For all the talk this week of women's rights, of sexual and reproductive health, and of gender equity, there have been a couple of noticeable omissions. Among the thousands of delegates, including Melinda Gates and Chelsea Clinton, there has been very little representation of either transgender women or sex workers. It's almost as if there's been an unspoken agreement to focus on the reproductive rights of "good women" and gloss over the complex needs of the more marginalised.
Our starting point must be with those who are least powerful, those that have least access to services. We can't keep talking about sex education without it specifically addressing diversity. Last night I met with a group of Kuala Lumpur sex workers who are supported with HIV prevention and awareness outreach by our partner, the Malaysian AIDS Council. Sex workers here, and in particular transgender sex workers, often experience severe stigma from medical professionals when trying to access healthcare services.
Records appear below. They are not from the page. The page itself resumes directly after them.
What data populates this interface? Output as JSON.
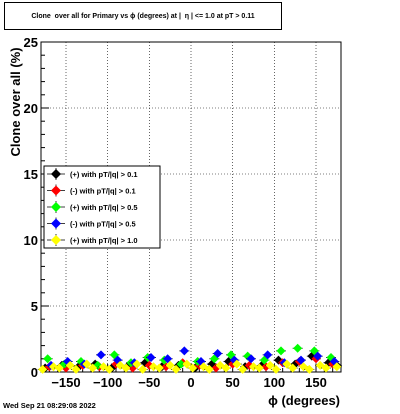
{
  "chart_data": {
    "type": "scatter",
    "title": "Clone  over all for Primary vs ϕ (degrees) at |  η | <= 1.0 at pT > 0.11",
    "xlabel": "ϕ (degrees)",
    "ylabel": "Clone  over all (%)",
    "xlim": [
      -180,
      180
    ],
    "ylim": [
      0,
      25
    ],
    "grid": true,
    "legend_position": "left, middle",
    "x_ticks": [
      {
        "value": -150,
        "label": "−150"
      },
      {
        "value": -100,
        "label": "−100"
      },
      {
        "value": -50,
        "label": "−50"
      },
      {
        "value": 0,
        "label": "0"
      },
      {
        "value": 50,
        "label": "50"
      },
      {
        "value": 100,
        "label": "100"
      },
      {
        "value": 150,
        "label": "150"
      }
    ],
    "y_ticks": [
      {
        "value": 0,
        "label": "0"
      },
      {
        "value": 5,
        "label": "5"
      },
      {
        "value": 10,
        "label": "10"
      },
      {
        "value": 15,
        "label": "15"
      },
      {
        "value": 20,
        "label": "20"
      },
      {
        "value": 25,
        "label": "25"
      }
    ],
    "series": [
      {
        "name": "(+) with pT/|q| > 0.1",
        "color": "#000000",
        "x": [
          -175,
          -155,
          -135,
          -115,
          -95,
          -75,
          -55,
          -35,
          -15,
          5,
          25,
          45,
          65,
          85,
          105,
          125,
          145,
          165,
          175
        ],
        "y": [
          0.3,
          0.5,
          0.4,
          0.6,
          0.3,
          0.5,
          0.7,
          0.4,
          0.5,
          0.3,
          0.6,
          0.8,
          0.4,
          0.5,
          0.9,
          0.6,
          1.2,
          0.7,
          0.5
        ]
      },
      {
        "name": "(-) with pT/|q| > 0.1",
        "color": "#ff0000",
        "x": [
          -170,
          -150,
          -130,
          -110,
          -90,
          -70,
          -50,
          -30,
          -10,
          10,
          30,
          50,
          70,
          90,
          110,
          130,
          150,
          170
        ],
        "y": [
          0.4,
          0.3,
          0.5,
          0.4,
          0.6,
          0.3,
          0.5,
          0.4,
          0.7,
          0.5,
          0.3,
          0.6,
          0.5,
          0.4,
          0.7,
          0.8,
          1.0,
          0.6
        ]
      },
      {
        "name": "(+) with pT/|q| > 0.5",
        "color": "#00ff00",
        "x": [
          -172,
          -152,
          -132,
          -112,
          -92,
          -72,
          -52,
          -32,
          -12,
          8,
          28,
          48,
          68,
          88,
          108,
          128,
          148,
          168
        ],
        "y": [
          1.0,
          0.6,
          0.8,
          0.5,
          1.3,
          0.7,
          1.1,
          0.9,
          0.6,
          0.8,
          1.0,
          1.3,
          1.2,
          0.9,
          1.6,
          1.8,
          1.6,
          1.1
        ]
      },
      {
        "name": "(-) with pT/|q| > 0.5",
        "color": "#0000ff",
        "x": [
          -168,
          -148,
          -128,
          -108,
          -88,
          -68,
          -48,
          -28,
          -8,
          12,
          32,
          52,
          72,
          92,
          112,
          132,
          152,
          172
        ],
        "y": [
          0.5,
          0.8,
          0.6,
          1.3,
          0.9,
          0.7,
          1.1,
          1.0,
          1.6,
          0.8,
          1.4,
          0.9,
          1.0,
          1.3,
          0.7,
          0.9,
          1.2,
          0.8
        ]
      },
      {
        "name": "(+) with pT/|q| > 1.0",
        "color": "#ffff00",
        "x": [
          -178,
          -165,
          -158,
          -145,
          -138,
          -125,
          -118,
          -105,
          -98,
          -85,
          -78,
          -65,
          -58,
          -45,
          -38,
          -25,
          -18,
          -5,
          2,
          15,
          22,
          35,
          42,
          55,
          62,
          75,
          82,
          95,
          102,
          115,
          122,
          135,
          142,
          155,
          162,
          175
        ],
        "y": [
          0.2,
          0.4,
          0.3,
          0.5,
          0.2,
          0.6,
          0.3,
          0.4,
          0.2,
          0.5,
          0.3,
          0.6,
          0.2,
          0.4,
          0.3,
          0.5,
          0.2,
          0.6,
          0.3,
          0.4,
          0.2,
          0.5,
          0.3,
          0.6,
          0.2,
          0.4,
          0.3,
          0.5,
          0.2,
          0.6,
          0.3,
          0.4,
          0.2,
          0.5,
          0.3,
          0.4
        ]
      }
    ]
  },
  "footer": {
    "timestamp": "Wed Sep 21 08:29:08 2022"
  }
}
It's a great shame then that their voices weren't heard this week as unless we acknowledge the rights of vulnerable groups at most risk of HIV, we will find ourselves with an unfinished agenda when it comes to the sexual and reproductive health of women and girls the world over.
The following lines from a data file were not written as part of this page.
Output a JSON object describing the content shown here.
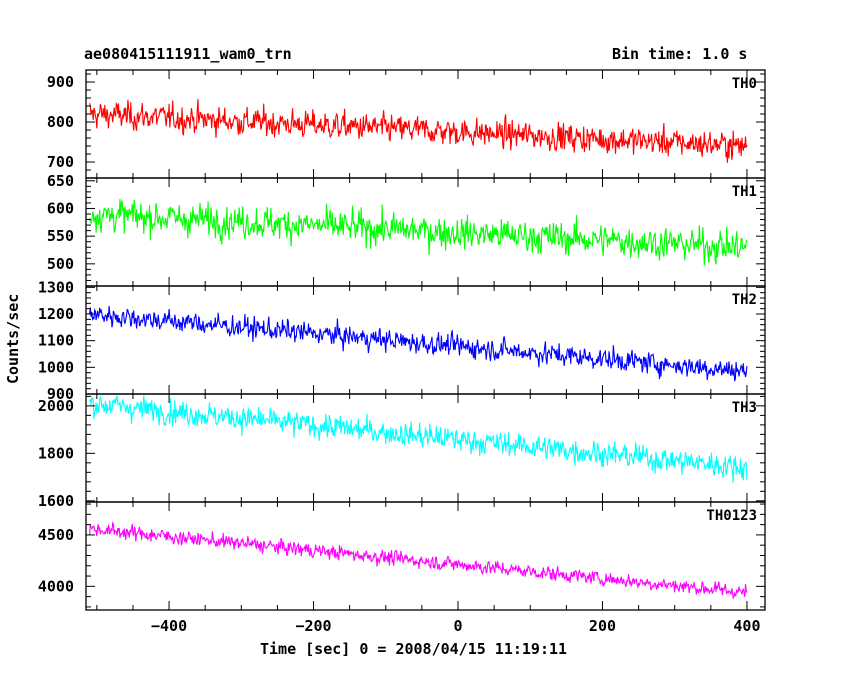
{
  "chart_data": {
    "type": "line",
    "title_left": "ae080415111911_wam0_trn",
    "title_right": "Bin time: 1.0 s",
    "xlabel": "Time [sec] 0 = 2008/04/15 11:19:11",
    "ylabel": "Counts/sec",
    "xlim": [
      -515,
      425
    ],
    "x_range": [
      -510,
      400
    ],
    "xticks": [
      -400,
      -200,
      0,
      200,
      400
    ],
    "panels": [
      {
        "name": "TH0",
        "color": "#ff0000",
        "ylim": [
          660,
          930
        ],
        "yticks": [
          700,
          800,
          900
        ],
        "trend_start": 820,
        "trend_end": 740,
        "noise": 30
      },
      {
        "name": "TH1",
        "color": "#00ff00",
        "ylim": [
          460,
          655
        ],
        "yticks": [
          500,
          550,
          600,
          650
        ],
        "trend_start": 590,
        "trend_end": 530,
        "noise": 25
      },
      {
        "name": "TH2",
        "color": "#0000ff",
        "ylim": [
          900,
          1305
        ],
        "yticks": [
          900,
          1000,
          1100,
          1200,
          1300
        ],
        "trend_start": 1200,
        "trend_end": 985,
        "noise": 35
      },
      {
        "name": "TH3",
        "color": "#00ffff",
        "ylim": [
          1595,
          2050
        ],
        "yticks": [
          1600,
          1800,
          2000
        ],
        "trend_start": 2010,
        "trend_end": 1740,
        "noise": 45
      },
      {
        "name": "TH0123",
        "color": "#ff00ff",
        "ylim": [
          3770,
          4820
        ],
        "yticks": [
          4000,
          4500
        ],
        "trend_start": 4560,
        "trend_end": 3940,
        "noise": 60
      }
    ]
  }
}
But I don't want to be the party pooper at what has been a very upbeat summit, full of optimism at the progress made in recent years on women's issues, for want of a better catch-all. When the Millennium Development Goals (MDGs) were set back in 2000, sexual and reproductive health (SRH) didn't even figure prominently; it wasn't until seven years later that it was recognized that the other goals to eradicate global poverty wouldn't be achieved without specific SRH targets. Today, as we await the unveiling of the new post 2015 development framework in the report being published by the UN high level panel, chaired by David Cameron, there's little doubt that this is an issue that has grown in significance and is currently championed by both the Foreign Office and the Department for International Development.
And rightly so. Nobody in their right mind would question the validity of what improving women and girls' sexual and reproductive health means in real terms - just imagine the knock on effect on education, employment, empowerment - but we do need to get savvier at how we tie everything up together. For me, this week has thrown into sharp focus the fact that MDGs 3, 4, 5 and 6 (taking in gender equality, child and maternal health, HIV and other diseases) are in effect joined at the hip. If we in the development sector are serious about ending poverty, we need to come out of our silos and our comfort zones and, to paraphrase Tony Blair, knuckle down to integration, integration, integration!
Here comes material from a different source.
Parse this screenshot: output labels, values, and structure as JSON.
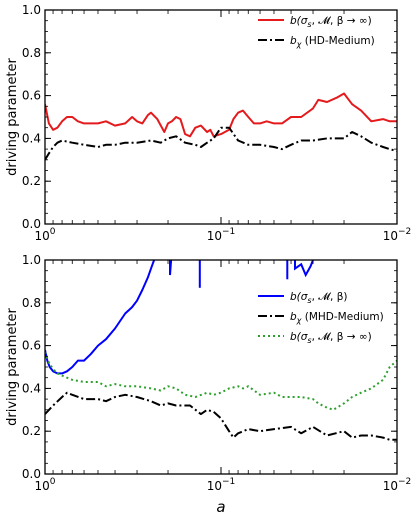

We also need to pay community activism its dues and give it the space to thrive. One of the reasons the HIV response has been so successful in some places is down to the drive and sense of purpose of community leaders who have fought for so long for treatment, care and prevention services. This has been the case too in the sexual and reproductive health arena, in water and sanitation, in malaria, in so many other arms of this many tentacled octopus we call international development. If we can play a greater role in bringing natural leaders together to advocate jointly for change, then that really would be the power of we in action.